The group also focuses on outreach for people in non-life-threatening situations, such as teaching Girl Scouts about serving the community and giving preschoolers a fun break with the dogs. One of the newest manifestations of their mission is “Dog Church” for people with special needs at Macon Resources Inc. They offer a brief monthly service of singing, a message and prayers, along with interactions before and after with the dogs. The meeting has quickly become popular since its October inception.

More than faith is growing at the ministry. From September 2014 to today they have expanded from one registered therapy dog to six, with some having specialized focuses such as wounded warriors, veterans and sexual assault victims. It wasn’t by the group’s design that all but one of the dogs is a golden retriever, it just happened.

Their calm, gentle demeanors and easily trained personalities make them ideal candidates for the job. People who love this particular breed have gravitated toward the volunteer work at PawPrint, including trained handler Regan Deering. Her dog, JJ, is a golden retriever that came from the same breeders who provided dogs appearing in the Air Bud film franchise.

Deering encountered the ministry at a community cookout for those in need and was so impressed that she earned the qualifications to join the organization. Deering said her active volunteer role stems from taking pleasure in the joy that the dogs bring to the community.

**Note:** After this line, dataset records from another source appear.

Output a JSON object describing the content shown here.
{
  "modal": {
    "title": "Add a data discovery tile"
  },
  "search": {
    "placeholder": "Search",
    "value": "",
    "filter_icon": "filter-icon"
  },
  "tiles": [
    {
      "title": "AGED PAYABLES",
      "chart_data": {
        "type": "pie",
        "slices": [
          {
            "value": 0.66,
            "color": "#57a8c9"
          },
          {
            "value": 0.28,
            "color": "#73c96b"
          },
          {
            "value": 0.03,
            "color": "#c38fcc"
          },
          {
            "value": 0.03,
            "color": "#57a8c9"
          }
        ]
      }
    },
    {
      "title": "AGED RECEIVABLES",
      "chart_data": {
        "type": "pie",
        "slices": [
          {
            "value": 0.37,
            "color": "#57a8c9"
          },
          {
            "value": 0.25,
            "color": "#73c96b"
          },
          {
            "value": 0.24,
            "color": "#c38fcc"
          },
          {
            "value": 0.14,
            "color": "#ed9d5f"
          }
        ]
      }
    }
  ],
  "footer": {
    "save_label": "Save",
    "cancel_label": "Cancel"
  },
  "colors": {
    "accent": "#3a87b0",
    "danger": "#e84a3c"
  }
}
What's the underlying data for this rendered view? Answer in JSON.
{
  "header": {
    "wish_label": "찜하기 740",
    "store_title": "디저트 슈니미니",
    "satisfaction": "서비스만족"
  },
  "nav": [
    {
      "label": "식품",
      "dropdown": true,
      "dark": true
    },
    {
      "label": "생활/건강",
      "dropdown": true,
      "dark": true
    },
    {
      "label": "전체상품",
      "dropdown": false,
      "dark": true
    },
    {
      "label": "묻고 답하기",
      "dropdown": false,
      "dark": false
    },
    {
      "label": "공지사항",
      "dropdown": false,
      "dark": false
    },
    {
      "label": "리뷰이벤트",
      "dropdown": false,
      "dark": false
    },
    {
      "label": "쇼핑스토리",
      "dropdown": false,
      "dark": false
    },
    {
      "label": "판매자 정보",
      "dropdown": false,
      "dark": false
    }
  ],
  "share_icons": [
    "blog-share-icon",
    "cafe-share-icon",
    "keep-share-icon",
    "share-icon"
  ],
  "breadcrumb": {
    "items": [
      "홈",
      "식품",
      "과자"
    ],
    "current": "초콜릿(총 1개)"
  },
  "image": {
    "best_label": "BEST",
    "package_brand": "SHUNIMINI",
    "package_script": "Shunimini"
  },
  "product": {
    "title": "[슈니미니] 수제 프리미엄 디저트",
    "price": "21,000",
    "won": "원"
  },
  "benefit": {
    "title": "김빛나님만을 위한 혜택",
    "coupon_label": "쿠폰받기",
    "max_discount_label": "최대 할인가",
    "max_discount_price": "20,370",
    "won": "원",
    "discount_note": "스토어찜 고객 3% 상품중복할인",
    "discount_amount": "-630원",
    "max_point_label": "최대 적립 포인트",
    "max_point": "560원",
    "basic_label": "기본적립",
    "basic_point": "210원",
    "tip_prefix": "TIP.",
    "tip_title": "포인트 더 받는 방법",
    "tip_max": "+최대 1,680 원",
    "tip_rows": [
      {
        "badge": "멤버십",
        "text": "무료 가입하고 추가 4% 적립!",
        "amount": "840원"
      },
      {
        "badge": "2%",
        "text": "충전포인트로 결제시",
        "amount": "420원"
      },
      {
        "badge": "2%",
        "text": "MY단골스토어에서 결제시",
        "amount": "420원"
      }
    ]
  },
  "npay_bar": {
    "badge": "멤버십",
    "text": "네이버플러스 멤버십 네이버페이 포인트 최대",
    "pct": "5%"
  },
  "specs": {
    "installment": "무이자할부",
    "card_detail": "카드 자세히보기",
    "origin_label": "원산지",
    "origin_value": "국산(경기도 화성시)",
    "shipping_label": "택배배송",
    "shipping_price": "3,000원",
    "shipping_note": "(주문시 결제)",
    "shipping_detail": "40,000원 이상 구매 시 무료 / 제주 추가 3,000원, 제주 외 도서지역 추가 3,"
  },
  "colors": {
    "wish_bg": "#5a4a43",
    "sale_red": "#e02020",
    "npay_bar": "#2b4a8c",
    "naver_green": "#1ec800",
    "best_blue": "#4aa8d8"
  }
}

The handlers have found a deeper connection with their dogs over the course of a year or more. They’ve worked together through challenging and inspiring visits, while building an intuitive relationship through regular training.

“At first he was just one of the dogs in PawPrint Ministries, but he now has come into my heart and my husband’s heart and he sleeps on our bed,” vice president and dog handler Judy Koshinski said with a laugh about her comfort dog, Eli.

Jennifer Dahn goes almost everywhere with her dog, Payton, even church. She trains with him twice a week, working on continuing skills. “He knows when I’m anxious . when I’m excited. He knows how to keep me calm. I think we work very well together as a team,” she said.

More has been accomplished in the first year and a half of the ministry than Dahn could have imagined. She said optimistically that she can’t even fathom where they’ll be five years from now as their services are currently expanding. The nonprofit group has seen an outpouring of support from the community.

At their “Pennies for the Paws” fundraiser, they were moved at the great lengths many young contributors went to support their mission. One case in particular was a grade school student who turned in a bag of change and proudly told them he was giving away all of his saved money for the dogs.

They have also experienced a growing need for their comfort dog services. The organization is looking for more handlers and plans to train additional teams to keep up with the demand. They see the potential for growth nationally, with one dog in Benson, Minnesota, already added to the Decatur-based ministry.

Dahn said that the joy and smiles she has witnessed over the past year and a half of working with comfort dogs has given her a feeling that is “indescribable.”

However, when asked about her outlook for the future of PawPrint Ministries, Dahn’s words were exact: “The sky’s the limit.”